Department of Tumor Biology, The Norwegian Radium Hospital, Oslo University Hospital, Montebello, 0310 Oslo, Norway.
BMC Bioinformatics. 2011 Dec 30;12:494. doi: 10.1186/1471-2105-12-494.
With the recent advances and availability of various high-throughput sequencing technologies, data on many molecular aspects, such as gene regulation, chromatin dynamics, and the three-dimensional organization of DNA, are rapidly being generated in an increasing number of laboratories. The variation in biological context, and the increasingly dispersed mode of data generation, imply a need for precise, interoperable and flexible representations of genomic features through formats that are easy to parse. A host of alternative formats are currently available and in use, complicating analysis and tool development. The issue of whether and how the multitude of formats reflects varying underlying characteristics of data has to our knowledge not previously been systematically treated.
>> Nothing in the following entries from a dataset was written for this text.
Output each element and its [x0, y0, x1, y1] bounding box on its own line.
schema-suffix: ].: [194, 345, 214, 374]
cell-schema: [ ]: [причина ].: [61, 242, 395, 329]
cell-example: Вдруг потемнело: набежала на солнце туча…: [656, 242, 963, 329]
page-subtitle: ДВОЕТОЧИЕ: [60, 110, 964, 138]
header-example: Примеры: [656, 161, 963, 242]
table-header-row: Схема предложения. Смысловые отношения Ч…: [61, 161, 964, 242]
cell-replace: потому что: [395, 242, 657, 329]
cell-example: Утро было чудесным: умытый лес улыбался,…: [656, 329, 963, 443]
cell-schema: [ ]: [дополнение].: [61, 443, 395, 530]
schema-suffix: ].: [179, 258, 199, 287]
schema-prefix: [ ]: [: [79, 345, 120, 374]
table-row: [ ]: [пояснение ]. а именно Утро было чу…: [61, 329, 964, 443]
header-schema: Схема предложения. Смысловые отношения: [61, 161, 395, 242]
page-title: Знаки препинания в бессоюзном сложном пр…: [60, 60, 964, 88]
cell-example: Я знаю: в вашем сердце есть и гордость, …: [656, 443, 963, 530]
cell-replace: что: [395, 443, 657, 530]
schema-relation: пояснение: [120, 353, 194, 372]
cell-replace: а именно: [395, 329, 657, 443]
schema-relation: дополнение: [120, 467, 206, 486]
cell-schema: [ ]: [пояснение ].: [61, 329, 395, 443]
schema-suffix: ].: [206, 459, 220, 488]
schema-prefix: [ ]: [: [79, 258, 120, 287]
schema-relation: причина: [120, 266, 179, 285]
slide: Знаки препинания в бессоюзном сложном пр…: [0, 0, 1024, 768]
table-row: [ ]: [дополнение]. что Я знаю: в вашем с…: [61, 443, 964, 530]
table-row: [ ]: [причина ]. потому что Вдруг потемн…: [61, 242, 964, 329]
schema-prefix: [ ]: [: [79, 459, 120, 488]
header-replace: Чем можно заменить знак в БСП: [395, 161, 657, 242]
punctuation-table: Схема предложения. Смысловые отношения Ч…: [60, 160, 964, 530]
We here identify intrinsic distinctions between genomic features, and argue that the distinctions imply that a certain variation in the representation of features as genomic tracks is warranted. Four core informational properties of tracks are discussed: gaps, lengths, values and interconnections. From this we delineate fifteen generic track types. Based on the track type distinctions, we characterize major existing representational formats and find that the track types are not adequately supported by any single format. We also find, in contrast to the XML formats, that none of the existing tabular formats are conveniently extendable to support all track types. We thus propose two unified formats for track data, an improved XML format, BioXSD 1.1, and a new tabular format, GTrack 1.0.
The defined track types are shown to capture relevant distinctions between genomic annotation tracks, resulting in varying representational needs and analysis possibilities. The proposed formats, GTrack 1.0 and BioXSD 1.1, cater to the identified track distinctions and emphasize preciseness, flexibility and parsing convenience.
随着各种高通量测序技术的最新进展和可用性,越来越多的实验室正在快速生成大量关于基因调控、染色质动力学和 DNA 三维结构等分子方面的数据。生物背景的变化,以及数据生成模式的日益分散,意味着需要通过易于解析的格式,精确、可互操作和灵活地表示基因组特征。目前有许多替代格式可用并在使用,这使得分析和工具开发变得复杂。格式是否以及如何反映数据的多种潜在特征,这个问题据我们所知,以前没有被系统地处理过。
我们在这里确定了基因组特征之间的内在区别,并认为这些区别意味着需要对特征作为基因组轨迹的表示进行一定的变化。讨论了轨迹的四个核心信息属性:间隙、长度、值和连接。由此我们划定了十五种通用轨迹类型。基于轨迹类型的区别,我们对主要的现有表示格式进行了特征描述,发现没有任何单一格式能够充分支持所有的轨迹类型。与 XML 格式相反,我们还发现,现有的任何制表符格式都不方便扩展以支持所有的轨迹类型。因此,我们提出了两种用于轨迹数据的统一格式,即改进的 XML 格式 BioXSD 1.1 和新的制表符格式 GTrack 1.0。
所定义的轨迹类型被证明可以捕获基因组注释轨迹之间的相关区别,从而产生不同的表示需求和分析可能性。所提出的格式 GTrack 1.0 和 BioXSD 1.1 满足所确定的轨迹区别,并强调精确性、灵活性和解析方便性。